At the end of this course, particpants will achieve the following learning objectives in each module:

  • Learn special education law for students who are DHH and provisions of IDEA that apply to children who are DHH, and apply information from IDEA and Indiana State laws to their practice with students who are DHH, as needed.
  • Introduction to audiology and basic acoustics and identifying the basic parts of the ear and how hearing works, recognize an audiogram and its importance for children with hearing loss, name the "Big 3" reasons that hearing is so difficult in the classroom and three ways to combat them.
  • Learn basics of hearing assistive technology (HAT), name three types of personal amplifications students may be utilizing and at least two options for school purchased HAT. Accommodations and modifications to iterate why accommodations and modifications may be necessary for children with hearing loss.
  • Critically analyze the climate in which you are working as an educator.

Meet the Instructor

Kelsey Large developed this program as part of an independent study.

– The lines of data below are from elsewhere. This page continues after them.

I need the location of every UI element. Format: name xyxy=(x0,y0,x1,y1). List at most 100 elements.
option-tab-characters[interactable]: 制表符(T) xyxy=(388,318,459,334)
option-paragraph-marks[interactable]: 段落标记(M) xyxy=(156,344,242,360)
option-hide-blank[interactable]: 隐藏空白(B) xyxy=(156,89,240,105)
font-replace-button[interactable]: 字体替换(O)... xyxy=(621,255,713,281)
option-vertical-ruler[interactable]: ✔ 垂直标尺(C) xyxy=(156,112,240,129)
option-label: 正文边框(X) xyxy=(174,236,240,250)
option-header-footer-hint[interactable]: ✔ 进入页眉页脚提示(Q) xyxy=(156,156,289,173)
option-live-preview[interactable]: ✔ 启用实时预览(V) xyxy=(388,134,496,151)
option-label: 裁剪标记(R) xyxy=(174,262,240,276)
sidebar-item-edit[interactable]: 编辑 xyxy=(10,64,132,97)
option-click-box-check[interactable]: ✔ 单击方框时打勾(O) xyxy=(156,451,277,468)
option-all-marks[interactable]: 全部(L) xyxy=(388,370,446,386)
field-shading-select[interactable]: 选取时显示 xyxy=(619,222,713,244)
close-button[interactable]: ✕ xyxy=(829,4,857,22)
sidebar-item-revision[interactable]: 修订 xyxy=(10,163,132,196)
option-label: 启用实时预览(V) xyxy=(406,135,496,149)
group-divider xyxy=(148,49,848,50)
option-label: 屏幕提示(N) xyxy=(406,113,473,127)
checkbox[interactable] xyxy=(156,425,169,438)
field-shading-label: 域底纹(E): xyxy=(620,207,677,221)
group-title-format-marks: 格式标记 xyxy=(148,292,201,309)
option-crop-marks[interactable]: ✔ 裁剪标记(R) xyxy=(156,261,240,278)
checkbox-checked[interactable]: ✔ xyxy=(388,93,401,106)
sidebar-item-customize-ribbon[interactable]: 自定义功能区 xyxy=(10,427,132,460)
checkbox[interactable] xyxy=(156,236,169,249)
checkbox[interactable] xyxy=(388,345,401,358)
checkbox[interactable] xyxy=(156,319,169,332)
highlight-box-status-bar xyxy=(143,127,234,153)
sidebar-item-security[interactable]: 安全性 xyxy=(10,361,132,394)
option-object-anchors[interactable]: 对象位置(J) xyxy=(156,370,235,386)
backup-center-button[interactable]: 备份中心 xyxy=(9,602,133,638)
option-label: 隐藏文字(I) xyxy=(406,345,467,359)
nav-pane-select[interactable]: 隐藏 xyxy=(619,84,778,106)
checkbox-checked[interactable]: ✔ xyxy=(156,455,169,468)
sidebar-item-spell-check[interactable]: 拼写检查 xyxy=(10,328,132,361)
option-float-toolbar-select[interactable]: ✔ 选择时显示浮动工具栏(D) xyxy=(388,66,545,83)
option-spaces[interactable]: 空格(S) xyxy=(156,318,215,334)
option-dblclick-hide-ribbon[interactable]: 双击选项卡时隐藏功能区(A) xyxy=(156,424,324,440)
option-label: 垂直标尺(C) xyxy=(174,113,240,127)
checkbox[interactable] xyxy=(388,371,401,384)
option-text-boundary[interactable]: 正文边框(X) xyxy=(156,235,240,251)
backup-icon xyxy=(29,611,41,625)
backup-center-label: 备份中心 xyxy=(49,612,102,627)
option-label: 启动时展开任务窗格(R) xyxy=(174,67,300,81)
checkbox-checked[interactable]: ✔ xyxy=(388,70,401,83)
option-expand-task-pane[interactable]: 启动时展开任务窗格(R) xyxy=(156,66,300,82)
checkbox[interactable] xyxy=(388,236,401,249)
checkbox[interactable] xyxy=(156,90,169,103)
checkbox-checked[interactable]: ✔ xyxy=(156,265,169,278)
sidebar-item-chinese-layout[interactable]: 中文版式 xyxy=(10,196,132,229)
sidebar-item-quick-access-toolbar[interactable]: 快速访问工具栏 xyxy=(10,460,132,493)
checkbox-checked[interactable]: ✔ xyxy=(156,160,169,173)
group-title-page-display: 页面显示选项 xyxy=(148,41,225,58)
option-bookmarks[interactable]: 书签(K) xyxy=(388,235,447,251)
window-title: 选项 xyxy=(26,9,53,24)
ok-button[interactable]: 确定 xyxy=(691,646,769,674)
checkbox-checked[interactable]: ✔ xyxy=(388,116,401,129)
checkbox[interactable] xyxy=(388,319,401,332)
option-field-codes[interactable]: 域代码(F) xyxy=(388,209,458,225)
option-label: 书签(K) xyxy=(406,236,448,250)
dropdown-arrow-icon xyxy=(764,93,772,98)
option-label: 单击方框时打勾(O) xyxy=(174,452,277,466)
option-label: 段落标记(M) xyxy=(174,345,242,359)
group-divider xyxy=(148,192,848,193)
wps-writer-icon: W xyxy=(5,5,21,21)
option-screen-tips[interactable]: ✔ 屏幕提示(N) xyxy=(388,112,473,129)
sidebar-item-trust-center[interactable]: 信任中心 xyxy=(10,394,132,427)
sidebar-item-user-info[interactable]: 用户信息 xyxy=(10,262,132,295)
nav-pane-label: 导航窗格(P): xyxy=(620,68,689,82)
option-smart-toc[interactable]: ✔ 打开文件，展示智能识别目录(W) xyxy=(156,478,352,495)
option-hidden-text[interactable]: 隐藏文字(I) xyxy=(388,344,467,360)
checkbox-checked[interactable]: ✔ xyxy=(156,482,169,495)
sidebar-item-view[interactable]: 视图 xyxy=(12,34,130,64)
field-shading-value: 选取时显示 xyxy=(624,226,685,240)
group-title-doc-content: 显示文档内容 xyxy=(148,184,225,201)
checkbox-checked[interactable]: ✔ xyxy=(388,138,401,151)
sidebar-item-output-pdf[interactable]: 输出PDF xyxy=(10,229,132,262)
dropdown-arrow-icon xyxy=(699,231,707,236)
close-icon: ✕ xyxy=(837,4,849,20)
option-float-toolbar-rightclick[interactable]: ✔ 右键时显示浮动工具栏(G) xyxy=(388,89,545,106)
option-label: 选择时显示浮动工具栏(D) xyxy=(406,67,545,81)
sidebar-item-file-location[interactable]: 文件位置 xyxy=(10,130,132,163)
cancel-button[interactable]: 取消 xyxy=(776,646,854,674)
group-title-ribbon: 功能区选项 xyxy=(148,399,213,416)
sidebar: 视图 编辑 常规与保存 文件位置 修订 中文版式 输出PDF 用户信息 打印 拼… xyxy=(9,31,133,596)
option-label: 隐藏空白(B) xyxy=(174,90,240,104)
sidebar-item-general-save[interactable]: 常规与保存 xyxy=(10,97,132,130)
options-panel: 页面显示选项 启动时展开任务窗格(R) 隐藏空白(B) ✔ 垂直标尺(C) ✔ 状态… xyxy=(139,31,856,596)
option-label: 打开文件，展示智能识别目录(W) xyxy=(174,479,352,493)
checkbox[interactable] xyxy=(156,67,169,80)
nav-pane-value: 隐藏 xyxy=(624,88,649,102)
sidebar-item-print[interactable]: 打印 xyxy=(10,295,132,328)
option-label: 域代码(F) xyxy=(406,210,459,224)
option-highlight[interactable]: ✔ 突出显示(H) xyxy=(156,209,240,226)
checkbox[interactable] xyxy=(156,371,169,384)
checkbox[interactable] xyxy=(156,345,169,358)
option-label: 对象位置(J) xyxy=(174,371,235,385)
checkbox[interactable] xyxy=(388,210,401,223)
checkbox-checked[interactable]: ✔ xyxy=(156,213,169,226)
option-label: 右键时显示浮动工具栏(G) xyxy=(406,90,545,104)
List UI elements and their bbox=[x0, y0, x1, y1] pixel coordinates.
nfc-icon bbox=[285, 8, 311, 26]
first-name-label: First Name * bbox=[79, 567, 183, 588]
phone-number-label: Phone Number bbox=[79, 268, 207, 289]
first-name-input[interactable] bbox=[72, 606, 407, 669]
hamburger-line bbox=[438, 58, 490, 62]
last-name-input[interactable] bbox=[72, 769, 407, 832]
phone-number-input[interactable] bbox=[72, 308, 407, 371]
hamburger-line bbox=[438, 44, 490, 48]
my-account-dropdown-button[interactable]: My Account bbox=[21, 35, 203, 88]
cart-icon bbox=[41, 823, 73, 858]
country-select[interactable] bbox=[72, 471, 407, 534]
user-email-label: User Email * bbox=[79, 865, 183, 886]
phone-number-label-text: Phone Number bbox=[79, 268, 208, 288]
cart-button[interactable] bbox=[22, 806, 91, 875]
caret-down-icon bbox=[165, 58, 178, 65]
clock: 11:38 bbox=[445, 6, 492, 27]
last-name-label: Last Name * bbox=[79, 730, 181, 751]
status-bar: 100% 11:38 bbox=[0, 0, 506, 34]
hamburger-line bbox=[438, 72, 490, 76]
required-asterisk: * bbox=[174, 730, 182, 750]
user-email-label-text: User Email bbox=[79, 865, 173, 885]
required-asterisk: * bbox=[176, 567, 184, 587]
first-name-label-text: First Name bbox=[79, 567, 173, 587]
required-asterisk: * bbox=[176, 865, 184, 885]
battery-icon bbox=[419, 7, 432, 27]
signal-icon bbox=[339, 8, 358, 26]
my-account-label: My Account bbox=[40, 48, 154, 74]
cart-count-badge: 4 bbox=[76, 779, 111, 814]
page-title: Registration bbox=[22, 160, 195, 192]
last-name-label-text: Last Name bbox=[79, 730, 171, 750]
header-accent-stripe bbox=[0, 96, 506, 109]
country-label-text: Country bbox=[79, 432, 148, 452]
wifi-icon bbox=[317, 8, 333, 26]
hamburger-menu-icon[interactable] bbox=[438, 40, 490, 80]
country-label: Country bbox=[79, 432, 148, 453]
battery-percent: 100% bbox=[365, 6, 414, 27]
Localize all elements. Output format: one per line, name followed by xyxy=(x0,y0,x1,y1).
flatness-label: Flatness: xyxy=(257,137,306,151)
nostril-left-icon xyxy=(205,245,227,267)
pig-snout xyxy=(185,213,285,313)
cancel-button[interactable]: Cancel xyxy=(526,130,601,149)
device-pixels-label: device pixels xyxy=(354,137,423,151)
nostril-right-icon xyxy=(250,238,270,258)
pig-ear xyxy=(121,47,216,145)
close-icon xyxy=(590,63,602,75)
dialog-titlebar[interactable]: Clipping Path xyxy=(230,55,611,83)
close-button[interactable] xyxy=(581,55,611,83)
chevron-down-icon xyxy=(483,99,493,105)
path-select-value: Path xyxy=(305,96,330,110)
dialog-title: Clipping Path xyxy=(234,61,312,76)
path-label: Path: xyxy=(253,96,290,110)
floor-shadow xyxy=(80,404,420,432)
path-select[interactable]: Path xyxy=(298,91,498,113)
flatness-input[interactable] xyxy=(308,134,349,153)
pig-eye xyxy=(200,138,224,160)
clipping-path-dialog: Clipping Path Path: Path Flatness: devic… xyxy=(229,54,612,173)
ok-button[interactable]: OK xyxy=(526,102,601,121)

She is a licensed teacher of the deaf, and has worked in both listening and spoken language classrooms and as an itinerant teacher of the deaf in urban, rural, and suburban areas. She holds an undergraduate degree in Communication Sciences and Disorders from the College of Wooster and a Masters degree in Deaf Education with a focus on students using Listening and Spoken Language in Inclusive Environments from Fontbonne University. She's currently pursuing her PhD in Special Education at Indiana University. She is also a LIstening and Spoken Language Specialist through the Alexander Graham Bell Association.

 

Length: 90 - 120 minutes

 

Department: 
Special Education Curriculum & Instruction

 

Audience: School-Based Professionals (administrators, classroom teachers, special educators, SLPs, related services, etc.)